- Directed by: William C. Hammond
- Screenplay by: William C. Hammond
- Produced by: Frank A. Hoare
- Starring: Anthony Wager Ivor Bowyer Thelma Rea
- Cinematography: A.T. Dinsdale
- Edited by: Eric Hodges
- Music by: Norman Demuth
- Production companies: Merton Park G.B. Children's Entertainment FIlms
- Release date: 1947;
- Running time: 37 minutes
- Country: United Kingdom
- Language: English

= The Secret Tunnel =

1947 British film by William C. Hammond

The Secret Tunnel is a 1947 British children's comedy-drama film directed by William C. Hammond and starring Anthony Wager, Ivor Bowyer and Thelma Rea. The screenplay was by Hammond based on the novel by Mary Cathcart Borer. It was produced by Frank A. Hoare for Cinema Clubs for Boys and Girls, a predecessor of the Children's Film Foundation, and made by Merton Park/G.B. Children's Entertainment FIlms.

==Plot==
Antiques collector Roger Henderson returns from abroad to his stately home to find a valuable Rembrandt painting missing. His son Roger, together with the handyman's son John, decide to solve the mystery. It turns out that the housekeeper is in cahoots with a gang of thieves, who are using a secret tunnel leading to the house to escape with the stolen goods.
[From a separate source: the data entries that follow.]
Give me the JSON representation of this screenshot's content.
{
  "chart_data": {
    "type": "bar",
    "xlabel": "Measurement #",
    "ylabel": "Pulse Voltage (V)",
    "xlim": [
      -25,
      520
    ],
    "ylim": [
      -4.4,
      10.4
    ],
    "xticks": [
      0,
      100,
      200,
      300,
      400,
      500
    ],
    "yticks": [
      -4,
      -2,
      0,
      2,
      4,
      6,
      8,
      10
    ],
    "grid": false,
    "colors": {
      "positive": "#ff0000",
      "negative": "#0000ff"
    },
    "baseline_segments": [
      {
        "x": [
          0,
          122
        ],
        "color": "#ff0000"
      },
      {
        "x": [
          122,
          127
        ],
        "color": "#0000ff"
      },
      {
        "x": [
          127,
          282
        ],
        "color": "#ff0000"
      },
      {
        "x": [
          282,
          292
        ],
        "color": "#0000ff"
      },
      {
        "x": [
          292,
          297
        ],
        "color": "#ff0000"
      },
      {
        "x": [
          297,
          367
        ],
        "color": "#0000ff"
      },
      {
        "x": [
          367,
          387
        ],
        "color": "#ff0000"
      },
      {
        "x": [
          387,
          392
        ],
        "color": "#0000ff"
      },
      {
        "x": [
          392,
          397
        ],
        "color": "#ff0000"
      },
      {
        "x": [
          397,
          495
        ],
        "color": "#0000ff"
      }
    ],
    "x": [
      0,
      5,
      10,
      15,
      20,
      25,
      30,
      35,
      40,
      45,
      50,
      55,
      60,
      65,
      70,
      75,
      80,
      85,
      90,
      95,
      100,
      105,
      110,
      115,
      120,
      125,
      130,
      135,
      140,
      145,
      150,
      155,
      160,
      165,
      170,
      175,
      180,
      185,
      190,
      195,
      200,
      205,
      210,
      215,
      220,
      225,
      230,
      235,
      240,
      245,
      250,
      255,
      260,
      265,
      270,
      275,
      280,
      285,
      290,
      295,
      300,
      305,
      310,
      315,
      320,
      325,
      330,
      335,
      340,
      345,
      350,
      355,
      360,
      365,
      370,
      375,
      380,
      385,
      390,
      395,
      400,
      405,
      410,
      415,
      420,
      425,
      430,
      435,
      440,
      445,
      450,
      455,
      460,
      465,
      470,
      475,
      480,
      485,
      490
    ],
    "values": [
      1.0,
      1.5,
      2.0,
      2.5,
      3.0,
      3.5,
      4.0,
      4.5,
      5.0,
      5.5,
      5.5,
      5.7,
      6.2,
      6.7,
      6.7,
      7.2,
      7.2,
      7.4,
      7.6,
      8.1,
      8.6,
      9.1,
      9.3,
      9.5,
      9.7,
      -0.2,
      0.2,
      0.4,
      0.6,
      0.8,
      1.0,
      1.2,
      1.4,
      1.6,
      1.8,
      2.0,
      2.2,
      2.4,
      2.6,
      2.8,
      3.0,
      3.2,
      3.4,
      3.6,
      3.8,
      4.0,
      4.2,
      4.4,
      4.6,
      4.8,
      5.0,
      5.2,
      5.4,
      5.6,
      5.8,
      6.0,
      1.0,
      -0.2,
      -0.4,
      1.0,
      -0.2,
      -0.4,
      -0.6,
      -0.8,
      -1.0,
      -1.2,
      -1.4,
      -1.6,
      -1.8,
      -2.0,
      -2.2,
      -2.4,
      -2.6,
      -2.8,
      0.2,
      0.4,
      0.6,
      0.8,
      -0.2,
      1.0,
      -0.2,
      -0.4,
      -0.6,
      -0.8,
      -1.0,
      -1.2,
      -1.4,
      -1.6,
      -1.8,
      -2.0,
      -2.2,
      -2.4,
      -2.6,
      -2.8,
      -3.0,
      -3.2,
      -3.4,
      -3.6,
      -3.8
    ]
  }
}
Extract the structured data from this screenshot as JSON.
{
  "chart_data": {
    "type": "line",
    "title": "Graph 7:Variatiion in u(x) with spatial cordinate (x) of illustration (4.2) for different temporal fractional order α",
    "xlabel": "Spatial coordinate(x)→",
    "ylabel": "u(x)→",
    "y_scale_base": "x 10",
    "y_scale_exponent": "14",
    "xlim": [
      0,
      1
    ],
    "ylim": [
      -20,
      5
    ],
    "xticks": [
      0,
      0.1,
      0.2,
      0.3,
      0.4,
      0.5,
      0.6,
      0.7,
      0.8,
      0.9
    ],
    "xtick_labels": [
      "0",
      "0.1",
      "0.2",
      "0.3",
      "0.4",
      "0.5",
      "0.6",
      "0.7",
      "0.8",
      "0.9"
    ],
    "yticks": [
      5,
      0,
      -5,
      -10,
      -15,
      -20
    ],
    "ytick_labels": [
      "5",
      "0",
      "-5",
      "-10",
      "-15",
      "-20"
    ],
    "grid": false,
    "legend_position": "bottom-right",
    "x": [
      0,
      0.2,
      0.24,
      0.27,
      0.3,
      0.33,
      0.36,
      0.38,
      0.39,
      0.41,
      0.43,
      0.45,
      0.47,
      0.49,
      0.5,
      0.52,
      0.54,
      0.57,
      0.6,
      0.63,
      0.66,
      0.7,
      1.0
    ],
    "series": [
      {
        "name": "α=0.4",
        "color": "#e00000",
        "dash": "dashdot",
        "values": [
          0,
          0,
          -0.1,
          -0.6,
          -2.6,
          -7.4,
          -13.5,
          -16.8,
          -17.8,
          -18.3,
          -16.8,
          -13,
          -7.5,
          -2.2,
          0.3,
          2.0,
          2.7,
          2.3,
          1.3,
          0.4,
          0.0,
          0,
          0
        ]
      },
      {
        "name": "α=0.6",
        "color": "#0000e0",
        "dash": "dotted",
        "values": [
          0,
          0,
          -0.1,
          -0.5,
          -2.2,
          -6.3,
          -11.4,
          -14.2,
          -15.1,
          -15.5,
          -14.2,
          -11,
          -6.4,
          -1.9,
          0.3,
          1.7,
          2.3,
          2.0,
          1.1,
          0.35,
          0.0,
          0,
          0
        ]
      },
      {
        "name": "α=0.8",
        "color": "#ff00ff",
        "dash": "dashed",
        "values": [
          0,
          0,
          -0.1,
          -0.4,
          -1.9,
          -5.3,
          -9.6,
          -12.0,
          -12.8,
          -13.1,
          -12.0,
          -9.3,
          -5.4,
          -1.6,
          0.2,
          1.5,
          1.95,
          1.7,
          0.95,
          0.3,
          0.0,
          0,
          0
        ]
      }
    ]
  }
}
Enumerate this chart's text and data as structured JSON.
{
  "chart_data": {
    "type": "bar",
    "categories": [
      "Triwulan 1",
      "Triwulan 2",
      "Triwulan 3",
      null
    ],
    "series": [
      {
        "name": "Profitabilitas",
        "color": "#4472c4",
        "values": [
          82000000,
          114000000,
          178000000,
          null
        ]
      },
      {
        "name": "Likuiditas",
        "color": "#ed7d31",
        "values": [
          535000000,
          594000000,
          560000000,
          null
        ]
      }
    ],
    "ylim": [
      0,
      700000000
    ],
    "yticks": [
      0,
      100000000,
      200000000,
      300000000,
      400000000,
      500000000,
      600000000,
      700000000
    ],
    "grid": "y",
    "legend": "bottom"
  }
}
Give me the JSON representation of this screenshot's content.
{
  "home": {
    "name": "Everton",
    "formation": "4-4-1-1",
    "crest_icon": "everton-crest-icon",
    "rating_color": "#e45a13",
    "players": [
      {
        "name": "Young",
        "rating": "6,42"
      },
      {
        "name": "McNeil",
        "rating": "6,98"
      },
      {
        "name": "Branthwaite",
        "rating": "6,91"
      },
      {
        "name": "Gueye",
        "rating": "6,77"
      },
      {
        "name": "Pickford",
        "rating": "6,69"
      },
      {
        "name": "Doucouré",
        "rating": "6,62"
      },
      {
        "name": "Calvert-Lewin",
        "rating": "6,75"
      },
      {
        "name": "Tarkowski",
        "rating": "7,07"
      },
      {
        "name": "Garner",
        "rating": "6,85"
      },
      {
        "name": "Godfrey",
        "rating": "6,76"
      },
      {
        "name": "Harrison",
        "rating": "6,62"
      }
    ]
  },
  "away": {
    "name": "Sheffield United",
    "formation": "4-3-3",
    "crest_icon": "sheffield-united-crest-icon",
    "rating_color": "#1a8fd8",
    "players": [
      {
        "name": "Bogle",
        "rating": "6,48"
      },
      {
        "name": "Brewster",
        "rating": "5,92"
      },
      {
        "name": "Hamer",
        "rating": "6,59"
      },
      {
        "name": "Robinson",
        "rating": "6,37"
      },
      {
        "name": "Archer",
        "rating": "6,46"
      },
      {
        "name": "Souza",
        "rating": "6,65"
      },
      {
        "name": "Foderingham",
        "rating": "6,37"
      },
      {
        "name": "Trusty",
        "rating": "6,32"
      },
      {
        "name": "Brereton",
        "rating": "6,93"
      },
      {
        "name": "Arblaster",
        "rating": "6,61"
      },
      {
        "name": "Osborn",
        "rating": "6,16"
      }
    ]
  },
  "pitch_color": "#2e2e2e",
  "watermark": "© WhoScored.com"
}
Roger and John take on the criminals and bring them to justice.

==Cast==
- Anthony Wager as Roger Henderson
- Ivor Bowyer as John Wilson
- Thelma Rea as Mrs Matthews
- Murray Matheson as Mr Henderson
- Frank Henderson as Mr Harvey
- John Sullivan as Inspector Bell
- Gerald Pring as Wilson
- Michael Kelly as Slim
- John May as Nipper

== Reception ==
The Monthly Film Bulletin wrote: "This excellently made film is ideal entertainment for children, with plenty of mystery and excitement pleasantly devoid of the "horrific" element."

Kine Weekly wrote: "G.B. Children's Entertainment Films have made a number of Boys' Clubs pictures lately and this is not the first to turn out equally suitable [for] adult audiences. The secret is natural character drawing, sure timing, wholesome atmosphere and, above all, a capacity to appeal to the boy in every man. Jolly adventure farce, it has the average full quota fill-up beaten to a frazzle. ... Wholesome and exciting story, competent and unaffected acting by young players, picturesque surroundings and thrilling finale."

Picture Show described it as "a lively comedy-drama."

In British Sound Films: The Studio Years 1928–1959 David Quinlan rated the film as "average", writing: "Competent children's film; lots of mystery."